A key finding of this work is the finding of dose-dependent surface crystallisation as the dominant structural feature that controls drug transport. SEM analysis shows the evolution from a homogeneous polymer–drug system to a phase-separated system with crystalline domains localised on the surface by increasing DEX content. The observed behaviour is consistent with supersaturation-induced nucleation during rapid solvent evaporation, where limited drug solubility in the polymer matrix favours migration to energetically favourable interfaces. Similar phase separation phenomena have been reported in electrospun systems, but their implications for biological performance have rarely been systematically explored. This observation is in line with previous work by Rasti Boroojen et al., who observed weak polymer–drug interactions in PCL/gelatin/DEX systems but did not systematically explore dose-dependent surface crystallisation and its immunomodulatory consequences.
The correlation of the morphology to release kinetics demonstrates that the transport behaviour is directly controlled by this phase transition. At higher loading (PG2), surface drug dominates and leads to a burst release profile, while at intermediate loading (PG1), a mixture of surface-accessible and matrix-embedded drug provides a balanced release regime. This is a key difference as it shows not only the increased amount of release due to drug loading but also a change in the release mechanism from diffusion-controlled to surface-dominated transport.
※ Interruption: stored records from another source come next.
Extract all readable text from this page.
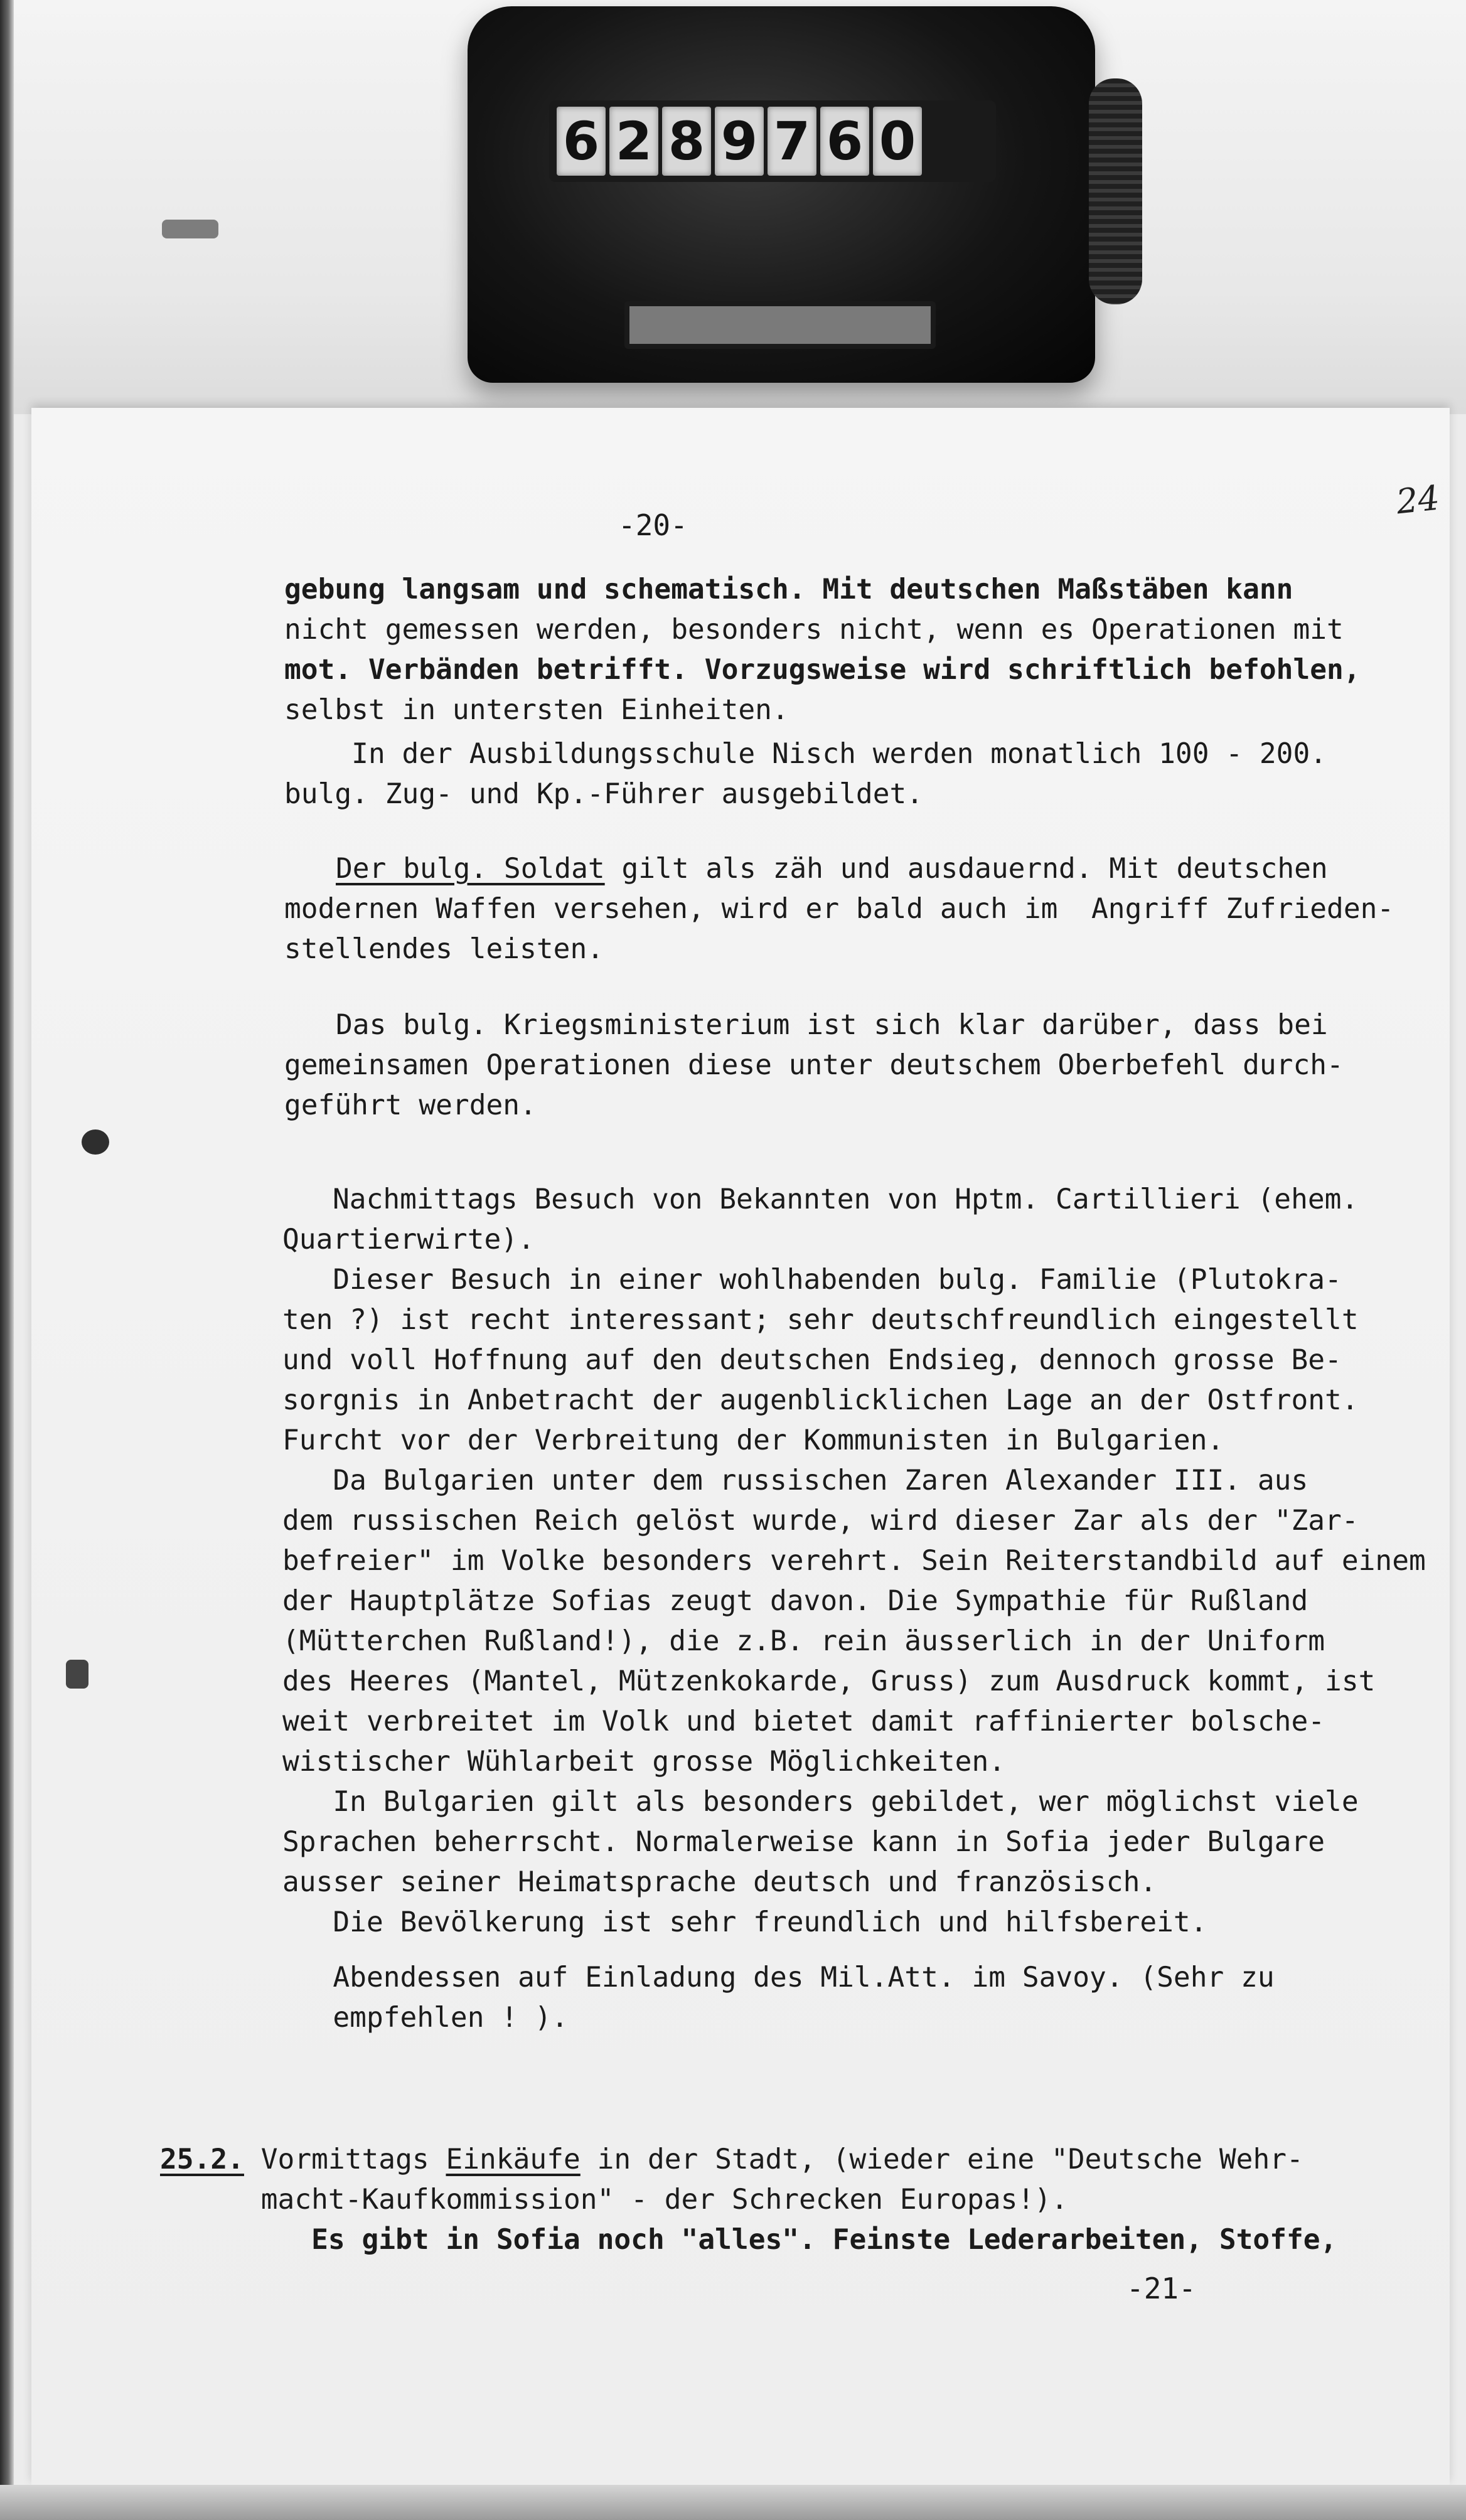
6 2 8 9 7 6 0
-20-
24
gebung langsam und schematisch. Mit deutschen Maßstäben kann
nicht gemessen werden, besonders nicht, wenn es Operationen mit
mot. Verbänden betrifft. Vorzugsweise wird schriftlich befohlen,
selbst in untersten Einheiten.
In der Ausbildungsschule Nisch werden monatlich 100 - 200.
bulg. Zug- und Kp.-Führer ausgebildet.
Der bulg. Soldat gilt als zäh und ausdauernd. Mit deutschen
modernen Waffen versehen, wird er bald auch im  Angriff Zufrieden-
stellendes leisten.
Das bulg. Kriegsministerium ist sich klar darüber, dass bei
gemeinsamen Operationen diese unter deutschem Oberbefehl durch-
geführt werden.
Nachmittags Besuch von Bekannten von Hptm. Cartillieri (ehem.
Quartierwirte).
Dieser Besuch in einer wohlhabenden bulg. Familie (Plutokra-
ten ?) ist recht interessant; sehr deutschfreundlich eingestellt
und voll Hoffnung auf den deutschen Endsieg, dennoch grosse Be-
sorgnis in Anbetracht der augenblicklichen Lage an der Ostfront.
Furcht vor der Verbreitung der Kommunisten in Bulgarien.
Da Bulgarien unter dem russischen Zaren Alexander III. aus
dem russischen Reich gelöst wurde, wird dieser Zar als der "Zar-
befreier" im Volke besonders verehrt. Sein Reiterstandbild auf einem
der Hauptplätze Sofias zeugt davon. Die Sympathie für Rußland
(Mütterchen Rußland!), die z.B. rein äusserlich in der Uniform
des Heeres (Mantel, Mützenkokarde, Gruss) zum Ausdruck kommt, ist
weit verbreitet im Volk und bietet damit raffinierter bolsche-
wistischer Wühlarbeit grosse Möglichkeiten.
In Bulgarien gilt als besonders gebildet, wer möglichst viele
Sprachen beherrscht. Normalerweise kann in Sofia jeder Bulgare
ausser seiner Heimatsprache deutsch und französisch.
Die Bevölkerung ist sehr freundlich und hilfsbereit.
Abendessen auf Einladung des Mil.Att. im Savoy. (Sehr zu
empfehlen ! ).
25.2. Vormittags Einkäufe in der Stadt, (wieder eine "Deutsche Wehr-
macht-Kaufkommission" - der Schrecken Europas!).
Es gibt in Sofia noch "alles". Feinste Lederarbeiten, Stoffe,
-21-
Importantly, these differences in release behaviour directly influence the biological response. Both PG1 and PG2 demonstrate a significant suppression of pro-inflammatory cytokines, confirming the bioactivity of dexamethasone after the electrospinning. But the increased release rate of PG2 results in increased local concentrations of drug, which are associated with decreased fibroblast viability. PG1, in contrast, displayed high cytocompatibility and comparable anti-inflammatory efficacy. The results suggest that controlled release, rather than rapid release, can improve the ability to sustain therapeutic function without cytotoxic effects.
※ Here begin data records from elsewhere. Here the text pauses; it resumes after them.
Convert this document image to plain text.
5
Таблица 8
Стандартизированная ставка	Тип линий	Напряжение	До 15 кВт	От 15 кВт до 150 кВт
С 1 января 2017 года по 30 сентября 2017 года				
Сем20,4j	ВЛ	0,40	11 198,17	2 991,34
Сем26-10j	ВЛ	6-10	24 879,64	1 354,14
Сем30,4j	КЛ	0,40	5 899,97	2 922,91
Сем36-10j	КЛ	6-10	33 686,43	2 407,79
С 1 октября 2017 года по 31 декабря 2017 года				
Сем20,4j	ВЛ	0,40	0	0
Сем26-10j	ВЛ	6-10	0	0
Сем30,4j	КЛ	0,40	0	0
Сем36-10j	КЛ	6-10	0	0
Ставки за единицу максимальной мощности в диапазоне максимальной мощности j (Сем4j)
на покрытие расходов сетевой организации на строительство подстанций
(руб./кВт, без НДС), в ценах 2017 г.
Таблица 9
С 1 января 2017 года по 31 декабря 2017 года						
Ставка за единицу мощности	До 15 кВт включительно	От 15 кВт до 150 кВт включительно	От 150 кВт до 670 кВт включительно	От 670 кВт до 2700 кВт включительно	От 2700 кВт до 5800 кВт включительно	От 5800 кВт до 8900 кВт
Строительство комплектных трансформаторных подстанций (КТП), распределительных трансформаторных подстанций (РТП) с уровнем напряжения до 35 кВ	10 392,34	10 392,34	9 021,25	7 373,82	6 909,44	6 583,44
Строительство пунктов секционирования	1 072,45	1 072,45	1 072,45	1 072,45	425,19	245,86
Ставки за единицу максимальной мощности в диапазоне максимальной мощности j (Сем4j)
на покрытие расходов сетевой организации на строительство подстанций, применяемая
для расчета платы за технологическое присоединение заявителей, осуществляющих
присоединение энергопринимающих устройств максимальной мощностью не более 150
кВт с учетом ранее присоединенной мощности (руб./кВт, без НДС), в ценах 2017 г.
This result exemplifies the fundamental design principle that the maximisation of drug loading does not equal the optimisation of therapeutic performance. Instead, there is a dose-dependent window of performance balancing drug distribution, release kinetics and biological compatibility. The current system has an optimal regime matching PG1, which allows for adequate drug availability to modulate macrophages without excessive burst release and structural compromise. To our knowledge, such a non-monotonic performance window, where intermediate loading (1 wt%) outperforms higher loading (2 wt%) for the combined metrics of release kinetics, cytocompatibility, mechanical integrity, and anti-inflammatory efficacy, has not been previously demonstrated in electrospun dexamethasone delivery systems.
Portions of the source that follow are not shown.